Optical and Radiation Performance

• Single-Photon Resolution: The embedded SiPMs successfully resolved discrete photoelectron peaks, demonstrating single-photon sensitivity even with the active electrodes integrated within the fiber.
• Detection Range: The fibers demonstrated sensitivity to localized radiation sources (Sr-90 beta, Cs-137 gamma, Co-60 gamma) over extended distances up to 30 cm.
• Attenuation:
  • Plastic fiber attenuation length: ~12 cm.
  • Liquid fiber attenuation length: ~9.4 cm (due to lower index contrast).
  • The optical coupler in the plastic fiber improved light collection by a factor of ~10x.
• Sensitivity: The estimated lower detection limits for gamma radiation are 14–41 nSv/hr, approaching near-background radiation levels.
• Source Response:
  • Beta (Sr-90): Highest responsivity due to direct charged-particle interaction.
  • Gamma (Co-60 vs. Cs-137): Co-60 (higher energy) produced a larger optical response than Cs-137.
  • Liquid vs. Plastic: The liquid fiber showed higher responsivity near the detector due to direct contact, while the plastic fiber maintained a stronger signal at longer distances due to lower attenuation.

Mechanical and Fabric Properties

• Elasticity: The liquid scintillator fiber exhibited >50% elasticity without breaking or losing optical performance.
• Bending: The fiber maintained optical integrity down to a bend radius of 19.1 mm.

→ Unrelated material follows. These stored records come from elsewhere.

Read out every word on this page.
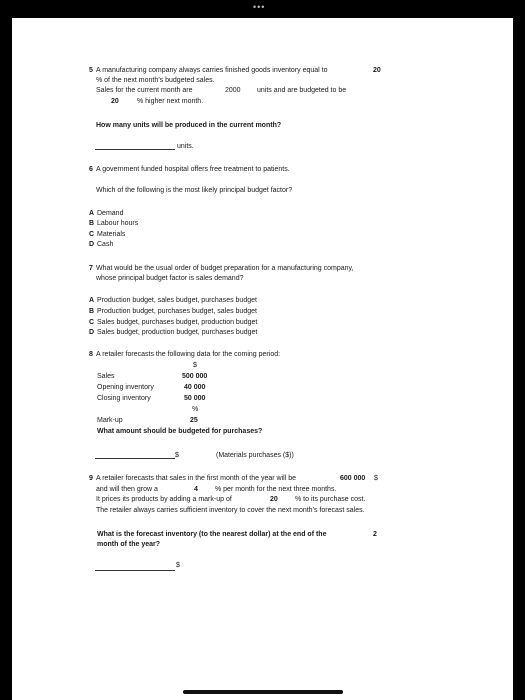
•••
5 A manufacturing company always carries finished goods inventory equal to	20
% of the next month’s budgeted sales.
Sales for the current month are	2000 units and are budgeted to be
20	% higher next month.
How many units will be produced in the current month?
units.
6 A government funded hospital offers free treatment to patients.
Which of the following is the most likely principal budget factor?
A Demand
B Labour hours
C Materials
D Cash
7 What would be the usual order of budget preparation for a manufacturing company,
whose principal budget factor is sales demand?
A Production budget, sales budget, purchases budget
B Production budget, purchases budget, sales budget
C Sales budget, purchases budget, production budget
D Sales budget, production budget, purchases budget
8 A retailer forecasts the following data for the coming period:
$
Sales	500 000
Opening inventory	40 000
Closing inventory	50 000
%
Mark-up	25
What amount should be budgeted for purchases?
$	(Materials purchases ($))
9 A retailer forecasts that sales in the first month of the year will be	600 000 $
and will then grow a	4 % per month for the next three months.
It prices its products by adding a mark-up of	20 % to its purchase cost.
The retailer always carries sufficient inventory to cover the next month’s forecast sales.
What is the forecast inventory (to the nearest dollar) at the end of the
month of the year?
2
$
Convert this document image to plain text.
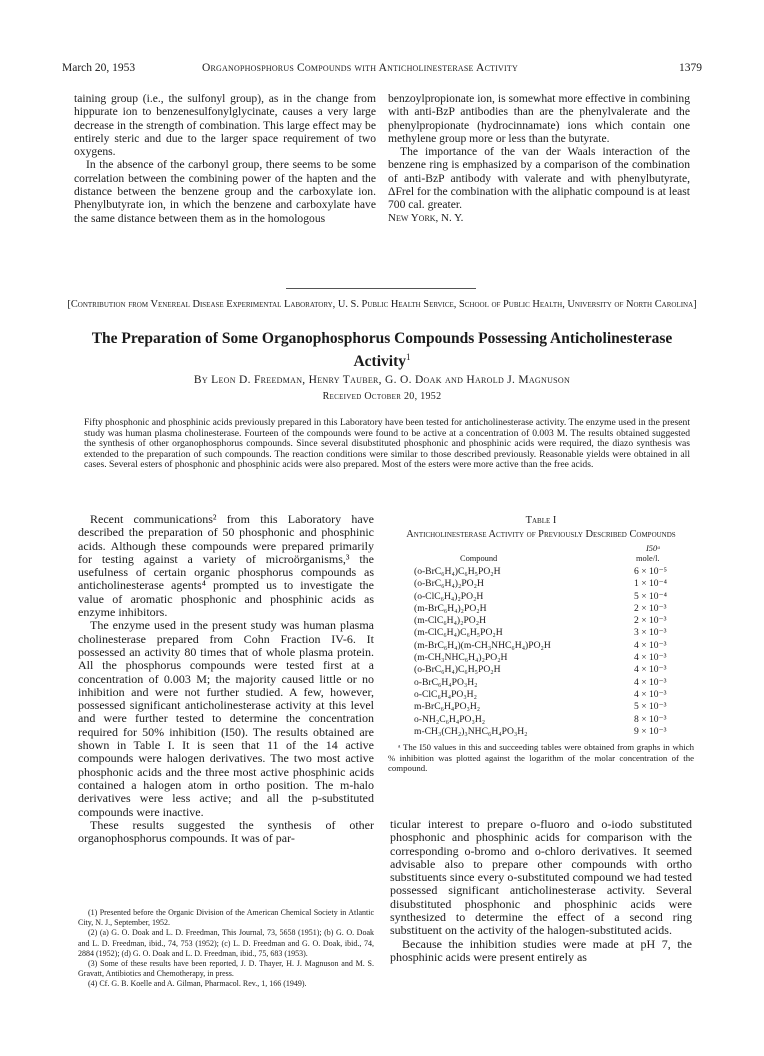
March 20, 1953	Organophosphorus Compounds with Anticholinesterase Activity	1379

taining group (i.e., the sulfonyl group), as in the change from hippurate ion to benzenesulfonylglycinate, causes a very large decrease in the strength of combination. This large effect may be entirely steric and due to the larger space requirement of two oxygens.

In the absence of the carbonyl group, there seems to be some correlation between the combining power of the hapten and the distance between the benzene group and the carboxylate ion. Phenylbutyrate ion, in which the benzene and carboxylate have the same distance between them as in the homologous

benzoylpropionate ion, is somewhat more effective in combining with anti-BzP antibodies than are the phenylvalerate and the phenylpropionate (hydrocinnamate) ions which contain one methylene group more or less than the butyrate.

The importance of the van der Waals interaction of the benzene ring is emphasized by a comparison of the combination of anti-BzP antibody with valerate and with phenylbutyrate, ΔFrel for the combination with the aliphatic compound is at least 700 cal. greater.

New York, N. Y.

[Contribution from Venereal Disease Experimental Laboratory, U. S. Public Health Service, School of Public Health, University of North Carolina]
The Preparation of Some Organophosphorus Compounds Possessing Anticholinesterase Activity$^1$
By Leon D. Freedman, Henry Tauber, G. O. Doak and Harold J. Magnuson
Received October 20, 1952
Fifty phosphonic and phosphinic acids previously prepared in this Laboratory have been tested for anticholinesterase activity. The enzyme used in the present study was human plasma cholinesterase. Fourteen of the compounds were found to be active at a concentration of 0.003 M. The results obtained suggested the synthesis of other organophosphorus compounds. Since several disubstituted phosphonic and phosphinic acids were required, the diazo synthesis was extended to the preparation of such compounds. The reaction conditions were similar to those described previously. Reasonable yields were obtained in all cases. Several esters of phosphonic and phosphinic acids were also prepared. Most of the esters were more active than the free acids.

Recent communications² from this Laboratory have described the preparation of 50 phosphonic and phosphinic acids. Although these compounds were prepared primarily for testing against a variety of microörganisms,³ the usefulness of certain organic phosphorus compounds as anticholinesterase agents⁴ prompted us to investigate the value of aromatic phosphonic and phosphinic acids as enzyme inhibitors.

The enzyme used in the present study was human plasma cholinesterase prepared from Cohn Fraction IV-6. It possessed an activity 80 times that of whole plasma protein. All the phosphorus compounds were tested first at a concentration of 0.003 M; the majority caused little or no inhibition and were not further studied. A few, however, possessed significant anticholinesterase activity at this level and were further tested to determine the concentration required for 50% inhibition (I50). The results obtained are shown in Table I. It is seen that 11 of the 14 active compounds were halogen derivatives. The two most active phosphonic acids and the three most active phosphinic acids contained a halogen atom in ortho position. The m-halo derivatives were less active; and all the p-substituted compounds were inactive.

These results suggested the synthesis of other organophosphorus compounds. It was of par-

(1) Presented before the Organic Division of the American Chemical Society in Atlantic City, N. J., September, 1952.

(2) (a) G. O. Doak and L. D. Freedman, This Journal, 73, 5658 (1951); (b) G. O. Doak and L. D. Freedman, ibid., 74, 753 (1952); (c) L. D. Freedman and G. O. Doak, ibid., 74, 2884 (1952); (d) G. O. Doak and L. D. Freedman, ibid., 75, 683 (1953).

(3) Some of these results have been reported, J. D. Thayer, H. J. Magnuson and M. S. Gravatt, Antibiotics and Chemotherapy, in press.

(4) Cf. G. B. Koelle and A. Gilman, Pharmacol. Rev., 1, 166 (1949).

Table I
Anticholinesterase Activity of Previously Described Compounds
Compound
I50ᵃ
mole/l.
(o-BrC₆H₄)C₆H₅PO₂H	6 × 10⁻⁵
(o-BrC₆H₄)₂PO₂H	1 × 10⁻⁴
(o-ClC₆H₄)₂PO₂H	5 × 10⁻⁴
(m-BrC₆H₄)₂PO₂H	2 × 10⁻³
(m-ClC₆H₄)₂PO₂H	2 × 10⁻³
(m-ClC₆H₄)C₆H₅PO₂H	3 × 10⁻³
(m-BrC₆H₄)(m-CH₃NHC₆H₄)PO₂H	4 × 10⁻³
(m-CH₃NHC₆H₄)₂PO₂H	4 × 10⁻³
(o-BrC₆H₄)C₆H₅PO₂H	4 × 10⁻³
o-BrC₆H₄PO₃H₂	4 × 10⁻³
o-ClC₆H₄PO₃H₂	4 × 10⁻³
m-BrC₆H₄PO₃H₂	5 × 10⁻³
o-NH₂C₆H₄PO₃H₂	8 × 10⁻³
m-CH₃(CH₂)₃NHC₆H₄PO₃H₂	9 × 10⁻³
ᵃ The I50 values in this and succeeding tables were obtained from graphs in which % inhibition was plotted against the logarithm of the molar concentration of the compound.

ticular interest to prepare o-fluoro and o-iodo substituted phosphonic and phosphinic acids for comparison with the corresponding o-bromo and o-chloro derivatives. It seemed advisable also to prepare other compounds with ortho substituents since every o-substituted compound we had tested possessed significant anticholinesterase activity. Several disubstituted phosphonic and phosphinic acids were synthesized to determine the effect of a second ring substituent on the activity of the halogen-substituted acids.

Because the inhibition studies were made at pH 7, the phosphinic acids were present entirely as
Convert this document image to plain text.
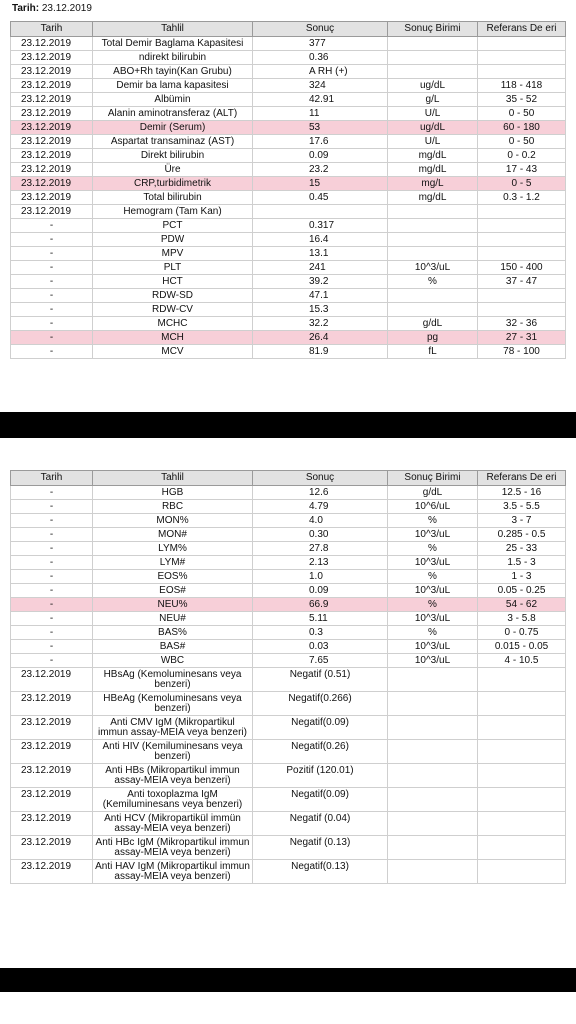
Tarih: 23.12.2019
Tarih	Tahlil	Sonuç	Sonuç Birimi	Referans De eri
23.12.2019	Total Demir Baglama Kapasitesi	377		
23.12.2019	ndirekt bilirubin	0.36		
23.12.2019	ABO+Rh tayin(Kan Grubu)	A RH (+)		
23.12.2019	Demir ba lama kapasitesi	324	ug/dL	118 - 418
23.12.2019	Albümin	42.91	g/L	35 - 52
23.12.2019	Alanin aminotransferaz (ALT)	11	U/L	0 - 50
23.12.2019	Demir (Serum)	53	ug/dL	60 - 180
23.12.2019	Aspartat transaminaz (AST)	17.6	U/L	0 - 50
23.12.2019	Direkt bilirubin	0.09	mg/dL	0 - 0.2
23.12.2019	Üre	23.2	mg/dL	17 - 43
23.12.2019	CRP,turbidimetrik	15	mg/L	0 - 5
23.12.2019	Total bilirubin	0.45	mg/dL	0.3 - 1.2
23.12.2019	Hemogram (Tam Kan)			
-	PCT	0.317		
-	PDW	16.4		
-	MPV	13.1		
-	PLT	241	10^3/uL	150 - 400
-	HCT	39.2	%	37 - 47
-	RDW-SD	47.1		
-	RDW-CV	15.3		
-	MCHC	32.2	g/dL	32 - 36
-	MCH	26.4	pg	27 - 31
-	MCV	81.9	fL	78 - 100
Tarih	Tahlil	Sonuç	Sonuç Birimi	Referans De eri
-	HGB	12.6	g/dL	12.5 - 16
-	RBC	4.79	10^6/uL	3.5 - 5.5
-	MON%	4.0	%	3 - 7
-	MON#	0.30	10^3/uL	0.285 - 0.5
-	LYM%	27.8	%	25 - 33
-	LYM#	2.13	10^3/uL	1.5 - 3
-	EOS%	1.0	%	1 - 3
-	EOS#	0.09	10^3/uL	0.05 - 0.25
-	NEU%	66.9	%	54 - 62
-	NEU#	5.11	10^3/uL	3 - 5.8
-	BAS%	0.3	%	0 - 0.75
-	BAS#	0.03	10^3/uL	0.015 - 0.05
-	WBC	7.65	10^3/uL	4 - 10.5
23.12.2019	HBsAg (Kemoluminesans veya benzeri)	Negatif (0.51)		
23.12.2019	HBeAg (Kemoluminesans veya benzeri)	Negatif(0.266)		
23.12.2019	Anti CMV IgM (Mikropartikul immun assay-MEIA veya benzeri)	Negatif(0.09)		
23.12.2019	Anti HIV (Kemiluminesans veya benzeri)	Negatif(0.26)		
23.12.2019	Anti HBs (Mikropartikul immun assay-MEIA veya benzeri)	Pozitif (120.01)		
23.12.2019	Anti toxoplazma IgM (Kemiluminesans veya benzeri)	Negatif(0.09)		
23.12.2019	Anti HCV (Mikropartikül immün assay-MEIA veya benzeri)	Negatif (0.04)		
23.12.2019	Anti HBc IgM (Mikropartikul immun assay-MEIA veya benzeri)	Negatif (0.13)		
23.12.2019	Anti HAV IgM (Mikropartikul immun assay-MEIA veya benzeri)	Negatif(0.13)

Below this radius, optical losses increased.
• Tungsten Enhancement: Braiding with tungsten wires increased the photoelectron count rate by ~20% for Co-60 exposure, validating the gamma-conversion strategy.
• Fabric Simulation: Simulations of a 10x10 woven array demonstrated the ability to reconstruct spatial intensity maps of radiation fields over large areas (50x50 cm).

4. Key Contributions

1. In-Fibre Optoelectronic Integration: Successfully demonstrated the thermal drawing of complex electronic devices (SiPMs) into the core of a fiber with precise axial orientation, solving the "radial vs. axial" alignment problem.
2. Distributed Sensing Architecture: Created a system where light generation and detection occur within the same flexible medium, eliminating the need for external readout interfaces and mitigating optical attenuation limits over long distances.
3. Textile-Ready Radiation Detectors: Proved that these sensitive fibers can be braided, woven, and stretched like conventional yarns, enabling the creation of "smart fabrics" for radiation monitoring.
4. Hybrid Sensitivity Enhancement: Introduced a composite braid strategy using high-Z tungsten wires to significantly boost gamma detection efficiency without sacrificing flexibility.

5. Significance and Future Impact

This work represents a paradigm shift in radiation detection, moving from rigid, centralized point sensors to conformal, distributed, real-time sensing networks.

• Applications: The technology is immediately applicable to personal dosimetry for nuclear workers, environmental monitoring in public spaces, and security screening where unobtrusive, large-area coverage is critical.
• Scalability: The modular design allows for the creation of arbitrarily large sensing arrays by embedding multiple SiPMs along a single fiber or weaving multiple fibers into a single fabric.
• Future Directions: The authors suggest further miniaturization using smaller avalanche photodiodes, integration of in-fiber computing/wireless communication for untethered operation, and the development of dual-readout schemes for particle discrimination.

In conclusion, the paper establishes a robust foundation for fabric-scale radiation detection, offering a solution that is flexible, highly sensitive, and capable of mapping radiation fields with high spatial resolution in real-time.